I would agree with 254 when they say that the ratchet is not necessary. If you are shooting full field shots and want to transition quickly to close up shots, a ratchet will allow the flywheels to keep spinning quickly and not slow down to the speeds necessary to make an accurate close-up shot.

Cough Cough… Angle control would allow the flywheel to maintain its momentum and still shoot short shots by adjusting the arc as well as increasing the rate of fire because the motors don’t need to be set at a lower power. In this situation a ratchet would be ideal.

one thing that i did for an early ratcheting mechanism was use zipties. if put at an angle they are better than the plexiglass used by the team you mentioned because the zip ties are more flexible.
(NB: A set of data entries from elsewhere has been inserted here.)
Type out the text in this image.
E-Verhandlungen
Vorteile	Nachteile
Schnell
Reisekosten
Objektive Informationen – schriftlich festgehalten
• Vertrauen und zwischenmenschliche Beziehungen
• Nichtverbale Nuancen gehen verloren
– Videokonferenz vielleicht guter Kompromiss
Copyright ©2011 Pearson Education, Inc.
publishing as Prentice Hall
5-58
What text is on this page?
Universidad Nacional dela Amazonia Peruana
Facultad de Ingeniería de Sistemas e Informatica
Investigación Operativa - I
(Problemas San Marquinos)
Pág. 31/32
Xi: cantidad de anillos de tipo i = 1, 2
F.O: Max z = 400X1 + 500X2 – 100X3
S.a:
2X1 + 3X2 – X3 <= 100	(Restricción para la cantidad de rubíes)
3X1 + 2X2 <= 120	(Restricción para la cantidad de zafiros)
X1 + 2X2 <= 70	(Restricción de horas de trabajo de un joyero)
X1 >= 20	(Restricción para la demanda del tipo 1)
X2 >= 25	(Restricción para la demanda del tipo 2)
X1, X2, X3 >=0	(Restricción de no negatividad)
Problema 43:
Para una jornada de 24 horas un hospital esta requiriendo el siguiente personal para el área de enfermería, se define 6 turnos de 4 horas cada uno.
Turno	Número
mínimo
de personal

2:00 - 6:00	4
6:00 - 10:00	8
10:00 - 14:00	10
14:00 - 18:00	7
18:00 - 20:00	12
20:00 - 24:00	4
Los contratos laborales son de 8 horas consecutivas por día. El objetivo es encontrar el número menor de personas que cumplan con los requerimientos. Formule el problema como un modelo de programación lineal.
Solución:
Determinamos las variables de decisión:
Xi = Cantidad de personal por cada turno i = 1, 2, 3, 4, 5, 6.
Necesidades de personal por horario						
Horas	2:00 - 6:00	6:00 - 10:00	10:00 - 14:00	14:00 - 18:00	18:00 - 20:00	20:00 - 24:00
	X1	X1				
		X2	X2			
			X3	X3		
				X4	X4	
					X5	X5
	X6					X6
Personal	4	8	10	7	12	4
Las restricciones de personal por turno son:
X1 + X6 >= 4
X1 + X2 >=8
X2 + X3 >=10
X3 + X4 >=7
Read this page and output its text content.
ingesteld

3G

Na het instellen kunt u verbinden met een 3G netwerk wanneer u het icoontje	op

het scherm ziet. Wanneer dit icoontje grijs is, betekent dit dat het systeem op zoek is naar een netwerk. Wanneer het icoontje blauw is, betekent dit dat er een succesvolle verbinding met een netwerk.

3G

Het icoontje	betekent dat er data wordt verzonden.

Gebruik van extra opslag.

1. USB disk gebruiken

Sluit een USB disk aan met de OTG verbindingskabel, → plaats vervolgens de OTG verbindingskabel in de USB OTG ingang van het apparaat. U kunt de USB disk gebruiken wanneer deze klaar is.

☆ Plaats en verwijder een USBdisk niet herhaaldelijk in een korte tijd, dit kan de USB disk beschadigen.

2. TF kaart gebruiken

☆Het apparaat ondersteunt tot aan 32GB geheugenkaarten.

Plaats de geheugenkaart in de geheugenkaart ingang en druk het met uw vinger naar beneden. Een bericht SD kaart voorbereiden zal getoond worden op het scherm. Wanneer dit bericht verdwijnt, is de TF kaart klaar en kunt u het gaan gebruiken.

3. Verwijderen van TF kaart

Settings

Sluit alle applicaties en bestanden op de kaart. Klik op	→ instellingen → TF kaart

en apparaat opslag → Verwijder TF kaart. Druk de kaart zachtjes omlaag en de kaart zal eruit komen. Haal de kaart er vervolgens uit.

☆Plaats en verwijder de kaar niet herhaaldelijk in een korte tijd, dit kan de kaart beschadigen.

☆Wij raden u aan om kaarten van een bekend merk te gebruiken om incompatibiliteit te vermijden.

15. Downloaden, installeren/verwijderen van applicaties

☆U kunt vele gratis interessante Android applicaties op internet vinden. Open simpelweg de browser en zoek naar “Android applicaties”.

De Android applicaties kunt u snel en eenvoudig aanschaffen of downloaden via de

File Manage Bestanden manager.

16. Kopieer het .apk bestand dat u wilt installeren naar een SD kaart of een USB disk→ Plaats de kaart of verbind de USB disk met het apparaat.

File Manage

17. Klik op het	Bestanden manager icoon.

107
Ok. So ratchets allow a flywheel to keep spinning whenthe power is turned off. While this is good for conserving energy in the flywheel, it prevents one from losing speed easily. For things like shooting up close, one might have to decrease their speed from a high one, in which case it would take a while to reach the desired speed because the ratchet allows the flywheel to continue storing its energy.

In something like PID, this could also be a problem because the flywheel is not spinning at the same “speed” as the encoder. I say “speed” because the encoder is probably not going to be on the same axle as the flywheel.

Following?

If you have a flywheel that could keep this much speed while you drive from base all the way to the goal - I want to study your design and, likely, copy it. :slight_smile:

It is a valid point with PID. But it could be programmed with extra smarts to estimate how fast flywheel slows down. Any ratchet & pawl adds more complexity and makes entire design less reliable. But motors have so much friction, it just seems to be a waste of power to keep them running all the time.

I have a ratchet and a PID control on my shooter, it really is simple to fix the PID loop so that the ratchet doesn’t cause problem, if error is negative, (IE the wheels are spinning faster than you want them to) the motors stop spinning, you just institute an if statement that will not allow the power sent to the motors to go below zero, on t he other hand, if you want to spin the motors against the ratchet to slow it down, then you just leave the PID loop as it normally would be.

The point of using a ratchet isn’t to store rotational kinetic energy as you have said, but to prevent damage to the motors. If motors are forced to spin after the power to the motor is cut it can cause over heating issues and damage.

So the two solutions are 1. Use a ratchet + gradual power up (ours is 1.5 second to full spin), 2. Gradual power up and down of motors at all times.

The second time damge occurs if the moment of firing when launching the ball pushes against the drive of the motor causing a current spike, we are trialling cutting power at the moment of shooting and letting the stored Angular Momentum launch the ball and then powering the motor back up for the next shot. All to prevent motors overheating, we killed a motor in our first competition without a ratchet gear. Started with a 3 motor launcher finished with 5 to compensate for the death of a motor. Still won the comp…